Comecemos por algumas de nossas estratégias de luta que muitas vezes permanecem no registro do maniqueísmo. Início pelo nosso combate ao racismo. Só existe negro porque existe branco: fato. Aliás, foram os brancos que criaram a categoria de negros. Com efeito, a arbitrariedade de nascer branco confere à pessoa privilégios inegáveis, mas não a torna a priori racista, nem muito menos nascer negro garante que a pessoa mesmo sendo explorada por ser negra esteja disposta a romper com as amarras do discurso colonial.

Assim, precisamos levar à radicalidade o conceito de interseccionalidade, trazido pelas feministas negras e latino-americanas, para não tendermos a essencializar o branco como inimigo simplesmente por ser branco (como se todo branco fosse uma espécie de potencial senhor de engenho) e para não obliterar o caráter estrutural do racismo. Essas tendências, nas quais algumas vezes incorremos, não atingem o âmago do problema porque não se trata de exigir que o branco se deserde de sua cor em razão de vivermos numa sociedade que alguém por nascer branco já é privilegiado, mas de exigir das pessoas brancas que a sua empatia pela causa negra seja convertida numa luta contra seus próprios privilégios e, portanto, numa luta antirracista. Nem muito menos devemos tomar os negros e negras quase como bons selvagens e incapazes de agirem de modo autoritário, por serem incontestavelmente vítimas. Se está muito claro quem são as maiores vítimas: mulheres, negros, mulheres negras, indígenas e mulheres indígenas, não está dado quem serão nossos companheiros e companheiras de luta.

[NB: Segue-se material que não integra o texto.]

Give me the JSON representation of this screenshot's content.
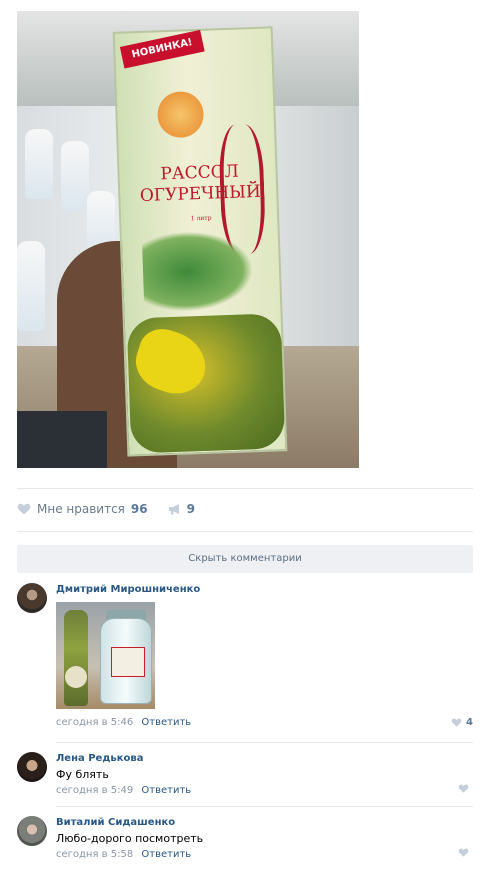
{
  "post": {
    "product_badge": "НОВИНКА!",
    "product_title_line1": "РАССОЛ",
    "product_title_line2": "ОГУРЕЧНЫЙ",
    "product_volume": "1 литр",
    "like_label": "Мне нравится",
    "like_count": "96",
    "share_count": "9"
  },
  "comments_toggle": {
    "label": "Скрыть комментарии"
  },
  "comments": [
    {
      "author": "Дмитрий Мирошниченко",
      "text": "",
      "time": "сегодня в 5:46",
      "reply": "Ответить",
      "likes": "4",
      "avatar_color": "#5a4b3c"
    },
    {
      "author": "Лена Редькова",
      "text": "Фу блять",
      "time": "сегодня в 5:49",
      "reply": "Ответить",
      "likes": "",
      "avatar_color": "#3a2a24"
    },
    {
      "author": "Виталий Сидашенко",
      "text": "Любо-дорого посмотреть",
      "time": "сегодня в 5:58",
      "reply": "Ответить",
      "likes": "",
      "avatar_color": "#6b6e6a"
    }
  ],
  "colors": {
    "link": "#2a5885",
    "meta": "#8a96a3",
    "like": "#5b7899",
    "toggle_bg": "#eef0f3"
  }
}
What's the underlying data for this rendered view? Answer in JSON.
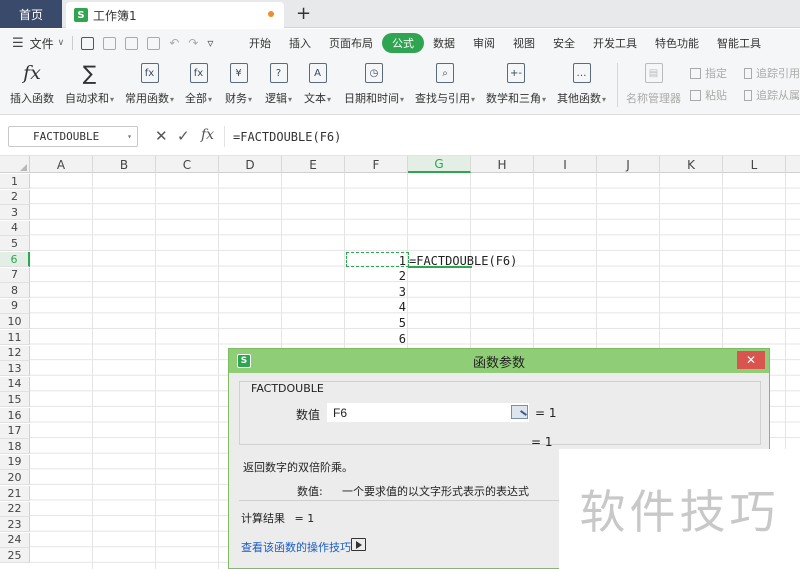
{
  "titlebar": {
    "home_tab": "首页",
    "doc_tab": "工作簿1",
    "doc_logo": "S",
    "new_tab": "+"
  },
  "menubar": {
    "file_label": "文件",
    "tabs": [
      "开始",
      "插入",
      "页面布局",
      "公式",
      "数据",
      "审阅",
      "视图",
      "安全",
      "开发工具",
      "特色功能",
      "智能工具"
    ],
    "active_tab": "公式"
  },
  "ribbon": {
    "buttons": [
      {
        "label": "插入函数",
        "icon": "fx-icon",
        "glyph": "fx"
      },
      {
        "label": "自动求和",
        "icon": "sigma-icon",
        "glyph": "∑",
        "dropdown": true
      },
      {
        "label": "常用函数",
        "icon": "common-func-icon",
        "glyph": "fx",
        "dropdown": true
      },
      {
        "label": "全部",
        "icon": "all-func-icon",
        "glyph": "fx",
        "dropdown": true
      },
      {
        "label": "财务",
        "icon": "finance-icon",
        "glyph": "¥",
        "dropdown": true
      },
      {
        "label": "逻辑",
        "icon": "logic-icon",
        "glyph": "?",
        "dropdown": true
      },
      {
        "label": "文本",
        "icon": "text-icon",
        "glyph": "A",
        "dropdown": true
      },
      {
        "label": "日期和时间",
        "icon": "datetime-icon",
        "glyph": "◷",
        "dropdown": true
      },
      {
        "label": "查找与引用",
        "icon": "lookup-icon",
        "glyph": "⌕",
        "dropdown": true
      },
      {
        "label": "数学和三角",
        "icon": "math-icon",
        "glyph": "+-",
        "dropdown": true
      },
      {
        "label": "其他函数",
        "icon": "other-func-icon",
        "glyph": "…",
        "dropdown": true
      },
      {
        "label": "名称管理器",
        "icon": "name-manager-icon",
        "glyph": "▤",
        "disabled": true
      }
    ],
    "small": {
      "specify": "指定",
      "paste": "粘贴",
      "trace_precedents": "追踪引用",
      "trace_dependents": "追踪从属"
    },
    "dropdown_arrow": "▾"
  },
  "formula_bar": {
    "name_box": "FACTDOUBLE",
    "cancel": "✕",
    "confirm": "✓",
    "fx": "fx",
    "formula": "=FACTDOUBLE(F6)"
  },
  "grid": {
    "columns": [
      "A",
      "B",
      "C",
      "D",
      "E",
      "F",
      "G",
      "H",
      "I",
      "J",
      "K",
      "L"
    ],
    "selected_column": "G",
    "rows": [
      "1",
      "2",
      "3",
      "4",
      "5",
      "6",
      "7",
      "8",
      "9",
      "10",
      "11",
      "12",
      "13",
      "14",
      "15",
      "16",
      "17",
      "18",
      "19",
      "20",
      "21",
      "22",
      "23",
      "24",
      "25"
    ],
    "selected_row": "6",
    "f_values": [
      "1",
      "2",
      "3",
      "4",
      "5",
      "6"
    ],
    "g6_formula": "=FACTDOUBLE(F6)"
  },
  "dialog": {
    "title": "函数参数",
    "close": "✕",
    "function_name": "FACTDOUBLE",
    "arg_label": "数值",
    "arg_value": "F6",
    "arg_result": "= 1",
    "result_line": "= 1",
    "description": "返回数字的双倍阶乘。",
    "param_name": "数值:",
    "param_desc": "一个要求值的以文字形式表示的表达式",
    "calc_label": "计算结果",
    "calc_value": "= 1",
    "help_link": "查看该函数的操作技巧"
  },
  "watermark": "软件技巧",
  "colors": {
    "accent": "#2fa552",
    "dialog_title": "#8fce76",
    "close_button": "#d9534f",
    "home_tab": "#3a4a6b"
  }
}
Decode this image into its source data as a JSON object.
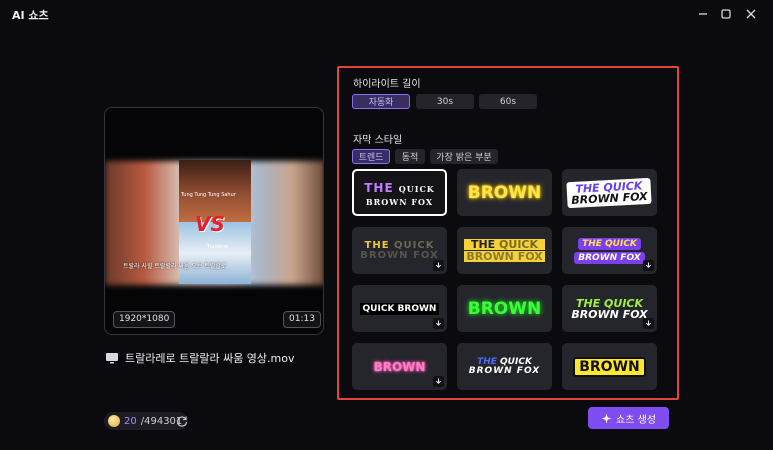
{
  "window": {
    "title": "AI 쇼츠",
    "buttons": {
      "minimize": "minimize-icon",
      "maximize": "maximize-icon",
      "close": "close-icon"
    }
  },
  "preview": {
    "resolution": "1920*1080",
    "duration": "01:13",
    "caption_top": "Tung Tung Tung Sahur",
    "caption_bottom": "Tralalero",
    "vs_text": "VS",
    "subtitle": "트랄라 사힐 트랄랄라 싸움 오브 트랄랄로"
  },
  "file": {
    "icon": "monitor-icon",
    "name": "트랄라레로 트랄랄라 싸움 영상.mov"
  },
  "credits": {
    "used": "20",
    "total": "/494301",
    "refresh_icon": "refresh-icon"
  },
  "panel": {
    "highlight_title": "하이라이트 길이",
    "durations": [
      "자동화",
      "30s",
      "60s"
    ],
    "active_duration": "자동화",
    "style_title": "자막 스타일",
    "style_tabs": [
      "트렌드",
      "동적",
      "가장 밝은 부분"
    ],
    "active_tab": "트렌드",
    "styles": {
      "s1": {
        "line1": "THE",
        "line1b": "QUICK",
        "line2": "BROWN FOX"
      },
      "s2": {
        "text": "BROWN"
      },
      "s3": {
        "line1": "THE QUICK",
        "line2": "BROWN FOX"
      },
      "s4": {
        "line1": "THE",
        "line1b": "QUICK",
        "line2": "BROWN FOX"
      },
      "s5": {
        "line1": "THE",
        "line1b": "QUICK",
        "line2": "BROWN FOX"
      },
      "s6": {
        "line1": "THE QUICK",
        "line2": "BROWN FOX"
      },
      "s7": {
        "text": "QUICK BROWN"
      },
      "s8": {
        "text": "BROWN"
      },
      "s9": {
        "line1": "THE QUICK",
        "line2": "BROWN FOX"
      },
      "s10": {
        "text": "BROWN"
      },
      "s11": {
        "line1": "THE",
        "line1b": "QUICK",
        "line2": "BROWN FOX"
      },
      "s12": {
        "text": "BROWN"
      }
    },
    "download_icon": "download-icon"
  },
  "generate": {
    "label": "쇼츠 생성",
    "icon": "sparkle-icon"
  }
}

No que diz respeito às questões de gênero não é menos contraproducente, me parece, instanciar no homem apenas a condição de algoz, como se esse fosse o único papel que coubesse ao masculino. Novamente, as feministas que sustentam a interseccionalidade nos ensinam que é preciso pautar outras formas de masculinidade em cujo foco esteja também o combate ao privilégio masculino e à cultura do patriarcado. A origem inegavelmente masculina do patriarcado não torna o patriarcado uma estrutura de opressão restrita a um dos gêneros e, por conseguinte, não impede que mulheres possam reproduzir comportamentos machistas.

A opressão violenta à qual as mulheres são submetidas não elimina que elas possam também submeter outras mulheres à opressão, especialmente mulheres negras ou indígenas. Assim, não há problema a priori numa pessoa nascer com o sexo masculino e ter como orientação sexual a heterossexualidade, mas é grave não combater esse privilégio que lhe foi outorgado pela história sangrenta do machismo. Se como diz Angela Davis não basta não ser racista, numa sociedade racista, é necessário ser antirracista; é preciso dizer também que não basta não ser sexista numa sociedade sexista, é precisa ser antissexista.

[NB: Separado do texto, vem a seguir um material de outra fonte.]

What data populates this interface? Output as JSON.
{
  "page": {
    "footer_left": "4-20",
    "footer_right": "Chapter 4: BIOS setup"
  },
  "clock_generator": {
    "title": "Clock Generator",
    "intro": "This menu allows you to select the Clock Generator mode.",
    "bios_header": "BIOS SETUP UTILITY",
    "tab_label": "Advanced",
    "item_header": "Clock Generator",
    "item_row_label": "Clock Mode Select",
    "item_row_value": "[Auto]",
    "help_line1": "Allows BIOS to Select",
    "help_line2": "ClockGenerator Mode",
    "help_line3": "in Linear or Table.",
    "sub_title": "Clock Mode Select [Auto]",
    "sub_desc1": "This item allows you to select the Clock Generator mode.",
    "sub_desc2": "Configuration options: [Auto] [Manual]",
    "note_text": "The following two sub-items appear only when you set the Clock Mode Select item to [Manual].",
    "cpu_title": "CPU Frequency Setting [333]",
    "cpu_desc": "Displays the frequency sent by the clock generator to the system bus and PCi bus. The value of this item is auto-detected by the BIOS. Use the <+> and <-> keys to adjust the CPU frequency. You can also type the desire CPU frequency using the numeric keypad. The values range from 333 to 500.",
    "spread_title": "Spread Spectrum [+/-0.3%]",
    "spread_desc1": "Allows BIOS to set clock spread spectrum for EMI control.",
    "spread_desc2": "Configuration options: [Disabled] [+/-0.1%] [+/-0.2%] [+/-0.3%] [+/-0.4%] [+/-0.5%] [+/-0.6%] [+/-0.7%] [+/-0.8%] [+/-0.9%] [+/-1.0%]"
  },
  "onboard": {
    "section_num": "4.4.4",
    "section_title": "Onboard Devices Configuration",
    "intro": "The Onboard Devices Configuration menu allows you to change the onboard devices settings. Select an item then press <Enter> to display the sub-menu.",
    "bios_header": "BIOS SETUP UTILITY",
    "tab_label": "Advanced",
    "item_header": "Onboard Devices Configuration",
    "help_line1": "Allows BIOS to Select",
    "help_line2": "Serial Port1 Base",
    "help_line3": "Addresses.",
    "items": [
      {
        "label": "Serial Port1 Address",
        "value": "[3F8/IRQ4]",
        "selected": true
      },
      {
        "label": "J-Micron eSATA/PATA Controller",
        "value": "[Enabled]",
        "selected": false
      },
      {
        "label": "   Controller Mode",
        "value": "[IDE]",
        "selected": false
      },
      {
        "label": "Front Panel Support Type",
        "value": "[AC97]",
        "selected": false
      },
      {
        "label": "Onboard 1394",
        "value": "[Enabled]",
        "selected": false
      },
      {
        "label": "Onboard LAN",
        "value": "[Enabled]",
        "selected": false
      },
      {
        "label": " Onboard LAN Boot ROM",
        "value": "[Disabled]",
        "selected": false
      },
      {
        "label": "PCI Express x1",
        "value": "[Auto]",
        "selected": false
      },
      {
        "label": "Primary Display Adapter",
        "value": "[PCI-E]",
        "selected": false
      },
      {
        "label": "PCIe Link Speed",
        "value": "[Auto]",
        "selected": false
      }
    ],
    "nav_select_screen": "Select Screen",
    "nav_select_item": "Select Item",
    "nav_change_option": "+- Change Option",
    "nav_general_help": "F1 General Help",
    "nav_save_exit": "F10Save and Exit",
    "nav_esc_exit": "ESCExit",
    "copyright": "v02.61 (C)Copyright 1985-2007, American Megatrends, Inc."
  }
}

Ora, a escolha cirúrgica do governo Bolsonaro de representantes de gênero e de raça reacionários não nos deixa mais espaço senão para iniciar um processo de despessoalização da nossa luta. É preciso mais do que nunca atacar a lógica de dominação e não raças ou gêneros específicos. Para combater o fascismo que nos ronda no cotidiano brasileiro é preciso entender que o fascínio que ele exerce não encontra morada apenas nos que foram historicamente responsáveis pelos processos de dominação. Ele pode estar no desejo por aquilo que nos explora: o poder.

*Érico Andrade é filósofo, psicanalista em formação, professor da Universidade Federal de Pernambuco.